Erich Raeder served as Germany’s naval commander and chief until 1943 when he resigned due to a disagreement with Hitler, and he was succeeded by Karl Doenitz. Both Raeder and Doenitz were indicted under counts I, II, and III for war crimes committed on the high seas, and both were convicted based in part on evidence that they had authorized German submarines to fire on Allied commercial ships without warning in contravention of international law. Doenitz was sentenced to a ten-year prison term, and Raeder received a life sentence. Walther Funk, Nazi minister of economics, also received a life sentence for financing Germany’s aggressive warfare and for exploiting foreign laborers in German industry.

The IMT declared four Nazi organizations to be criminal: the SS, the SD, the Gestapo, and the Nazi Party. A team of Allied attorneys, including American Telford Taylor, subsequently prosecuted individual members of these organizations.
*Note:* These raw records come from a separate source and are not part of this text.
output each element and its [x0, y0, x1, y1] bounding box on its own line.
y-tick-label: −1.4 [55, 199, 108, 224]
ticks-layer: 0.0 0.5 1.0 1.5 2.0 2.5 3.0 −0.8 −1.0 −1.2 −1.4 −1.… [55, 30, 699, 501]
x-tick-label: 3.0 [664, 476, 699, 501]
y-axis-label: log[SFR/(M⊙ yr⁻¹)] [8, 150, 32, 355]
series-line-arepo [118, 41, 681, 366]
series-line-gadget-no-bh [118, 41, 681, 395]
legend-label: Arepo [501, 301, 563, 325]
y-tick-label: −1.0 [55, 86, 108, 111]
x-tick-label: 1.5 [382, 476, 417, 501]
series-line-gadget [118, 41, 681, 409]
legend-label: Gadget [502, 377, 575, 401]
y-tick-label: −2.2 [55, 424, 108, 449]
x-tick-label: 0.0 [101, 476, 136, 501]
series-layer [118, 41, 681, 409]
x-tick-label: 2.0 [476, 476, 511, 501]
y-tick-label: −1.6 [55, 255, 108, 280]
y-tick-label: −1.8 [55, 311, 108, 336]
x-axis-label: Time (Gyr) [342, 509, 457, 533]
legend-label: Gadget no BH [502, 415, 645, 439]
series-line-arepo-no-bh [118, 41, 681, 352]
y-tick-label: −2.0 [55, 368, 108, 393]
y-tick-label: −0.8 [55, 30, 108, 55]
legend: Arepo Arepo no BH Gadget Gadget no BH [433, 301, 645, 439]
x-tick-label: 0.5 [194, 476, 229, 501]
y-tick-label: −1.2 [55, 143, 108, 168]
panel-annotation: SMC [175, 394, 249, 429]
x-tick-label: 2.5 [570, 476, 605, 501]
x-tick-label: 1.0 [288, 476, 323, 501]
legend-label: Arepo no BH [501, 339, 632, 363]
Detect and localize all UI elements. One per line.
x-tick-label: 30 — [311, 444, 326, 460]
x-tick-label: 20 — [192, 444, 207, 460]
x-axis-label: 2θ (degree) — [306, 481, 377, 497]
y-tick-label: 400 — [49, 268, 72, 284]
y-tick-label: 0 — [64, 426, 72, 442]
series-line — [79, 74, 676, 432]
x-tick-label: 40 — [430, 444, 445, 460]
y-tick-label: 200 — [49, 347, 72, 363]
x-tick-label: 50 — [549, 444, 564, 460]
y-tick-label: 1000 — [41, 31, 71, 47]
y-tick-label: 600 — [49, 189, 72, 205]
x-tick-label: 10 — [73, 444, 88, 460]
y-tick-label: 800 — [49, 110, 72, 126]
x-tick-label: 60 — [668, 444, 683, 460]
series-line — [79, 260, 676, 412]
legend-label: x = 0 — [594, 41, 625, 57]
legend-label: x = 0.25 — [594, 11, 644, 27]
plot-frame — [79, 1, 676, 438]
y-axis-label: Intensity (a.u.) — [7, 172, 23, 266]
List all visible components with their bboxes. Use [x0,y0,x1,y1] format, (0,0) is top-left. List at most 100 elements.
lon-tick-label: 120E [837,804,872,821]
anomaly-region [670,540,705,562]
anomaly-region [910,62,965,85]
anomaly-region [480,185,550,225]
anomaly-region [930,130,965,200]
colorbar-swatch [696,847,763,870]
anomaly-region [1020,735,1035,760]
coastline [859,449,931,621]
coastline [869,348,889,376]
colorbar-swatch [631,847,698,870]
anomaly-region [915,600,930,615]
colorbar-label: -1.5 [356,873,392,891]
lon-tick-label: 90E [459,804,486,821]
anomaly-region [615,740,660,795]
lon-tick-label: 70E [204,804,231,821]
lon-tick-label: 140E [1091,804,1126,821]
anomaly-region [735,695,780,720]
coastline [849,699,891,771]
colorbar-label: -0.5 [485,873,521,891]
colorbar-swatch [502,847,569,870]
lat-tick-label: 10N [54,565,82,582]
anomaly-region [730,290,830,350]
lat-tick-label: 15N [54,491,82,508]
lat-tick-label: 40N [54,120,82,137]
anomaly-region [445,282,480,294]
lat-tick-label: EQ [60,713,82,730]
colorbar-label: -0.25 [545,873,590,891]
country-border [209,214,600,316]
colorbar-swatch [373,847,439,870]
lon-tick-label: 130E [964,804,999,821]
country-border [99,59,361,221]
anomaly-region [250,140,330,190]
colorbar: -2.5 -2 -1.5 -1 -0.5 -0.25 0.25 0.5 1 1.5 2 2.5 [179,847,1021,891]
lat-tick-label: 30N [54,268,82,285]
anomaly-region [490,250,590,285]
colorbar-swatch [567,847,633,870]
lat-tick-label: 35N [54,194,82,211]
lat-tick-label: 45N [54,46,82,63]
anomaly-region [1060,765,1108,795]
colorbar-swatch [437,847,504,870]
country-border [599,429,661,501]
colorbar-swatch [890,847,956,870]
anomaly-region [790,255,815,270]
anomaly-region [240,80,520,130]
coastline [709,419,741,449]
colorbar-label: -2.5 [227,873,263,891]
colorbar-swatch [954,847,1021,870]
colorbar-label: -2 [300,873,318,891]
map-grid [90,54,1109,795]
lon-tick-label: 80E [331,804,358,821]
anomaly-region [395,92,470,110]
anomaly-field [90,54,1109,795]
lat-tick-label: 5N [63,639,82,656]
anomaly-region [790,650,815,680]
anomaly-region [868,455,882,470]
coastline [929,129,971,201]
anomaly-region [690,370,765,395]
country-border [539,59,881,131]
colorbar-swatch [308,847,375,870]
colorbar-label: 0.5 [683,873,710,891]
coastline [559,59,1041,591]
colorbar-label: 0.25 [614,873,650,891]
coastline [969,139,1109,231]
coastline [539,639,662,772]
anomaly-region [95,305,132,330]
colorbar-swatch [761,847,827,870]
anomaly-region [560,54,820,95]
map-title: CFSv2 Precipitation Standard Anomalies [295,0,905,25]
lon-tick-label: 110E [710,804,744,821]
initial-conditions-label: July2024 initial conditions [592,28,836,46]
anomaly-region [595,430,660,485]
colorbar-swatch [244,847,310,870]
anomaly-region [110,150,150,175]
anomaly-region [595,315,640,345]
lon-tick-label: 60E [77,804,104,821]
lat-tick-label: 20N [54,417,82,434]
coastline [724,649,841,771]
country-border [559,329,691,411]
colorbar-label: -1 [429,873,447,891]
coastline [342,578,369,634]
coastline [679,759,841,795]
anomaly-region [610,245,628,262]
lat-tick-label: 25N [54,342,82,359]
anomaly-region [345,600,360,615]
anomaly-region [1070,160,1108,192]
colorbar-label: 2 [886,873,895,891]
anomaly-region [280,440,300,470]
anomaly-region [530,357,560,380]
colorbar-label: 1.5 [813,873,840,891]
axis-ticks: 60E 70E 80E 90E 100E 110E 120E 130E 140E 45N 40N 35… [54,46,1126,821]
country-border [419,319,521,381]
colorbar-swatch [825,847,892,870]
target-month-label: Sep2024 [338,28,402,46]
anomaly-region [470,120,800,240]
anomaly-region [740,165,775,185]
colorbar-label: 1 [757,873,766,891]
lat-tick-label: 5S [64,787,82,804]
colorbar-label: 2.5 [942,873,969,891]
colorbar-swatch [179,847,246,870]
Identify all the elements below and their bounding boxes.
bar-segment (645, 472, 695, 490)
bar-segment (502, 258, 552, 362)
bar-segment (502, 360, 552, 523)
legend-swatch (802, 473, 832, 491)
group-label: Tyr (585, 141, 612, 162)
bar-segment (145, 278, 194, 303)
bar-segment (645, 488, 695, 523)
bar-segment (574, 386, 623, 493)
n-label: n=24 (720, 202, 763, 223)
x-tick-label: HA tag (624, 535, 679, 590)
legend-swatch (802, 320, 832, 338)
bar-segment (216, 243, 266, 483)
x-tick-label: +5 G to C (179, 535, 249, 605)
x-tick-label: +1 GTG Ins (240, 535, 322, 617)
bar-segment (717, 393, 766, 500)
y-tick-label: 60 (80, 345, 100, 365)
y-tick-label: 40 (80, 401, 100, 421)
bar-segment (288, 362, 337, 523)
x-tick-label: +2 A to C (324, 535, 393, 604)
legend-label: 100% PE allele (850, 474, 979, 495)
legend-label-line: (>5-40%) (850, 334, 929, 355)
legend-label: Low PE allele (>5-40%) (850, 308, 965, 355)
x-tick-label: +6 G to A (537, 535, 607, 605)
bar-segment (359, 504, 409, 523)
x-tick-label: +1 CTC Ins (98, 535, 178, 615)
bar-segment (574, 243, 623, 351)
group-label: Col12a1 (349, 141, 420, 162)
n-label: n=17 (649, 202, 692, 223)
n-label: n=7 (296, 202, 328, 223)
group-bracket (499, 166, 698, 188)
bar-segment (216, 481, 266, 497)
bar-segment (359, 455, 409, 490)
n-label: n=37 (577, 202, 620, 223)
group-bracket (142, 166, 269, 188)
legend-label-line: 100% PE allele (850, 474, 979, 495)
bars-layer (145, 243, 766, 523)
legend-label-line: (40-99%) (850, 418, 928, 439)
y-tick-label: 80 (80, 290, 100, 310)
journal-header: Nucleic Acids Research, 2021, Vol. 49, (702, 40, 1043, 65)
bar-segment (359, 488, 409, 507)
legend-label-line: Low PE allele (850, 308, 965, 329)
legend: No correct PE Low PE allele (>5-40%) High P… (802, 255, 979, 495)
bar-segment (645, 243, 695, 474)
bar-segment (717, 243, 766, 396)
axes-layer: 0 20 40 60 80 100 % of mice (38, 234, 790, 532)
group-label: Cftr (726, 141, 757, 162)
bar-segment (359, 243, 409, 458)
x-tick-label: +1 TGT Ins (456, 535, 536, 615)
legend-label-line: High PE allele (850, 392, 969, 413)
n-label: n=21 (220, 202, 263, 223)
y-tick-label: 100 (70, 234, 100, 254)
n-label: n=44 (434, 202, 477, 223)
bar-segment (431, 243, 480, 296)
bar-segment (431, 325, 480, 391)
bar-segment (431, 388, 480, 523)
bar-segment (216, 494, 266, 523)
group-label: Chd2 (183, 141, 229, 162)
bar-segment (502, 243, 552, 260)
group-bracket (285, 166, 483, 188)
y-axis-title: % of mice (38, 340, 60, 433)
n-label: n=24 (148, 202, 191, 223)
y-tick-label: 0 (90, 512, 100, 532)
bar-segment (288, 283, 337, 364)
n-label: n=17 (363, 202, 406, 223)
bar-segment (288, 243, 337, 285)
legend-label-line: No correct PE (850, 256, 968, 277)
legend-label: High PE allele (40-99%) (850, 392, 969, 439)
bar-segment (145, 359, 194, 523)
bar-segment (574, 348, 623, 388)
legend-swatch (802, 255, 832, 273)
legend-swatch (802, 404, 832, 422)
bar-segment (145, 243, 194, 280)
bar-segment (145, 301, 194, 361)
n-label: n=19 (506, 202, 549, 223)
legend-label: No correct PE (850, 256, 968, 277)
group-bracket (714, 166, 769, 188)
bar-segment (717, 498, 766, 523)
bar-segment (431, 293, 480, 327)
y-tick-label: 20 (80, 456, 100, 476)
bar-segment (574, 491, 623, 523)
Three Nazi organizations were acquitted: the SA (Sturmabteilung, the paramilitary organization also known as the Brownshirts or Stormtroopers), and the general staff and High Command of the German armed forces.

The Nuremberg trials made three important contributions to international law. First, they established a precedent that all persons, regardless of their station or occupation in life, can be held individually accountable for their behavior during times of war. Defendants cannot insulate themselves from personal responsibility by blaming the country, government, or military branch for which they committed the particular war crime.

Second, the Nuremberg trials established that individuals cannot shield themselves from liability for war crimes by asserting that they were simply following orders issued by a superior in the chain of command. Subordinates in the military or government are now bound by their obligations under international law, obligations that transcend their duty to obey an order issued by a superior. Orders to initiate aggressive (as opposed to defensive) warfare, to violate recognized rules and customs of warfare, or to persecute civilians and prisoners are considered illegal under the Nuremberg principles.

Third, the Nuremberg trials clearly established three discrete substantive war crimes that are punishable under international law: crimes against peace, crimes against humanity, and crimes in violation of transnational obligations embodied in treaties and other agreements. Before the Nuremberg trials, these crimes were not well defined, and persons who committed such crimes had never been punished by a multinational tribunal. For these reasons the Nuremberg convictions have sometimes been criticized as ex post facto justice.

The Nuremberg trials have also been criticized as “victor’s justice.” Historians have observed that the Allied nations that tried and convicted the leading Nazis at Nuremberg did not come to the table with clean hands. The Soviet Union had participated in Germany’s invasion and occupation of Poland and had been implicated in the massacre of more than a thousand Poles in the Katyn forest. Bombing raids conducted by the United States and Great Britain during World War II left thousands of civilians dead in cities like Dresden, Germany, and Nagasaki and Hiroshima, Japan. President Roosevelt had implemented a relocation program for more than 100,000 Americans of Japanese descent that confined them to concentration camps around the United States.

The Nuremberg trials were not typical partisan trials, though. The defendants were afforded the Right to Counsel, plus a full panoply of evidentiary and procedural protections. The Nuremberg verdicts demonstrate that these protections were taken seriously by the tribunal. The IMT completely exonerated three defendants of war crimes and acquitted most of the remaining defendants of at least some charges. Thus, the Nuremberg trials, while not perfect, changed the face of international law, both procedurally and substantively.